Wow if people can't immediately see this is mostly animation they need to have their prescription lenses checked.
What part?
Stranger things have happened. I think even if the go pro had have remained in the car it would be a spectacular video.
At first I thought it was amazing how the camera managed to land upright and not move at all, capturing the car flying through the air, from one side of the frame to the other. But thinking about it, that doesn't make sense... How was the dashcam at one point pressed up against the broken glass as the windshield hit the ground, and then the next moment the car is entering the frame from the left and flying overhead - with a vehicle moving as fast as that one was, the camera would have been left behind with nothing but audio of the car crashing in the distance.

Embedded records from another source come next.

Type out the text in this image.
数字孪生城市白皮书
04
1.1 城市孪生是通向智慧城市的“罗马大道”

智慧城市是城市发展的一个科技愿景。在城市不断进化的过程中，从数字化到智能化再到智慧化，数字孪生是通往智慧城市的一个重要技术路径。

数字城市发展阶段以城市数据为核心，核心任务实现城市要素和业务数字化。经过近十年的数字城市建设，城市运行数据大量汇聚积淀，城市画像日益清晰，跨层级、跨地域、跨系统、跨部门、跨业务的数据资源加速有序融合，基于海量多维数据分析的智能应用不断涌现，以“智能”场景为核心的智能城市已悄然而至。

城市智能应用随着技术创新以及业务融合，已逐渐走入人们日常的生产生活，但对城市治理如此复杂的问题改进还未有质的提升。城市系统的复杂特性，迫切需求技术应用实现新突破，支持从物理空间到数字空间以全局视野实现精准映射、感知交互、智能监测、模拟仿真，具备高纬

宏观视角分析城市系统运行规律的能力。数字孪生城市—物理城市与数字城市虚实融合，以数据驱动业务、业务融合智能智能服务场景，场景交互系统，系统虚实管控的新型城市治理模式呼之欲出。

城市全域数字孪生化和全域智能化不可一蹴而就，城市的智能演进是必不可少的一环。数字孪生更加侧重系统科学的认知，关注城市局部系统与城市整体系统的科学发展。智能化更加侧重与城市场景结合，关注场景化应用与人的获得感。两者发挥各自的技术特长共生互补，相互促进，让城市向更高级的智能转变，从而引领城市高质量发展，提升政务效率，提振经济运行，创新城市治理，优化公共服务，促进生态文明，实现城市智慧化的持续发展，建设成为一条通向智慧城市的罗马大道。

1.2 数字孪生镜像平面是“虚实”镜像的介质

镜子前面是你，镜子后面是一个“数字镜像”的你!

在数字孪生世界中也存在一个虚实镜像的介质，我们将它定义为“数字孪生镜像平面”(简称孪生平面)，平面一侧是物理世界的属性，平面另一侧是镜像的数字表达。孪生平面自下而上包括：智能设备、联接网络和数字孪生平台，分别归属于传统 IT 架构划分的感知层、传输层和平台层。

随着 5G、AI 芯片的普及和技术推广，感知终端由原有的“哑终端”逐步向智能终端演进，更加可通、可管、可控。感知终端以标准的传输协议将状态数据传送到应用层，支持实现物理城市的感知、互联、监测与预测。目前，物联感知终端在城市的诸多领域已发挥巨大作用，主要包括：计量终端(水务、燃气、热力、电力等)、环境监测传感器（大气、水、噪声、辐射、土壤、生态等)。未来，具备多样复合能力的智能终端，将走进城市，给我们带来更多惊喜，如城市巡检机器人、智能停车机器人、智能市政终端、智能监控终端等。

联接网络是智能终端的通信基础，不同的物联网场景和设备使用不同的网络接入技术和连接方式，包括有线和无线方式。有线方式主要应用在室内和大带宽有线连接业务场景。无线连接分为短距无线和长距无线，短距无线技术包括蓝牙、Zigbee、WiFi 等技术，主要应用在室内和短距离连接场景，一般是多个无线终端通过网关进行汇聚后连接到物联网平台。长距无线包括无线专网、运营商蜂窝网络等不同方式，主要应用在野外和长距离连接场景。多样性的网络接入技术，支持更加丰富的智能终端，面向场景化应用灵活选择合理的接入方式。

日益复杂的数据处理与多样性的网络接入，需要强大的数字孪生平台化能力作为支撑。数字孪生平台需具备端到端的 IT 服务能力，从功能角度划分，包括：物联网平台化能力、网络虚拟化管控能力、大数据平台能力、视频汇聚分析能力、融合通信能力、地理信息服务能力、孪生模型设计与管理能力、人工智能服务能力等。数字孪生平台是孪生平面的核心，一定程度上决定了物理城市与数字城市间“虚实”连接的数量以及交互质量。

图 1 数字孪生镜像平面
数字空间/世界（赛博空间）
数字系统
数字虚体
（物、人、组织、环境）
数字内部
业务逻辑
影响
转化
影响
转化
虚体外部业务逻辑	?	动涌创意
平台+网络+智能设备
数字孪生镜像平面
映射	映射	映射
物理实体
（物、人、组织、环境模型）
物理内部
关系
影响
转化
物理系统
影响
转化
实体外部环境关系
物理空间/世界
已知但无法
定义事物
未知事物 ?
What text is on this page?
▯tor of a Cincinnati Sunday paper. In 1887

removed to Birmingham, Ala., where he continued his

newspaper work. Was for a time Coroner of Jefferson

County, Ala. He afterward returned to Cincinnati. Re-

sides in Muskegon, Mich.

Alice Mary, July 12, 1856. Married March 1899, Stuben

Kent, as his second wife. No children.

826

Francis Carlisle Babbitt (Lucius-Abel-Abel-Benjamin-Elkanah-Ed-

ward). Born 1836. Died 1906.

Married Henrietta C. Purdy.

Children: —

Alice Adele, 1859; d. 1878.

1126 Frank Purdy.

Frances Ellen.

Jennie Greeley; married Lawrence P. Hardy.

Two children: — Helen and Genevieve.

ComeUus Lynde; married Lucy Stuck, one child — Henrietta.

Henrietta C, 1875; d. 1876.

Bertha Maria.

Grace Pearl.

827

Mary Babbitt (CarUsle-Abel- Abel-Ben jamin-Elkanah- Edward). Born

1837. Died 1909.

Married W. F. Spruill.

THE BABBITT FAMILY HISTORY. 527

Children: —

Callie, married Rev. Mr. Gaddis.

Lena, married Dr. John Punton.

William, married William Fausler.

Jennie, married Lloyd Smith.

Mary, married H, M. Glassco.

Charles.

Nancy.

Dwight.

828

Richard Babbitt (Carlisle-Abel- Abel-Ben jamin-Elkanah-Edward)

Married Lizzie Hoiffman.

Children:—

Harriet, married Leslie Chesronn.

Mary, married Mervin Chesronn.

Also, very questionable, warping transitions; what's going on there? If you slow the video down to 0.25 using YouTube's controls you can see the borders of the warping frames, particularly in the bottom right corner. And why is the cracked windshield slowly disappearing, dissolving into another clip of grass and rocks? And blades of grass fading in and out...
Its a good attempt and believable if you're to glance at it quickly on Facebook for example and move on without giving it much thought.
The force of the car flipping could have thrown it out of a window. The artifacts you speak of are from slomo plugins like twixtor. It's creating frames digitally
But for the car to throw the camera out the window and for it to land so perfectly still and upright... I don't think this is possible. It also doesn't look like the camera is being thrown out the window, it looks like its attached to the windshield and is left behind as it slams against the ground, then the windshield starts to fade away, possibly from the digitally created frames you mention, possibly from some sort of trickery going on.
Is there a version where the video isn't slowed down and the sound is continuous throughout? Might make it easier to tell if real or fake.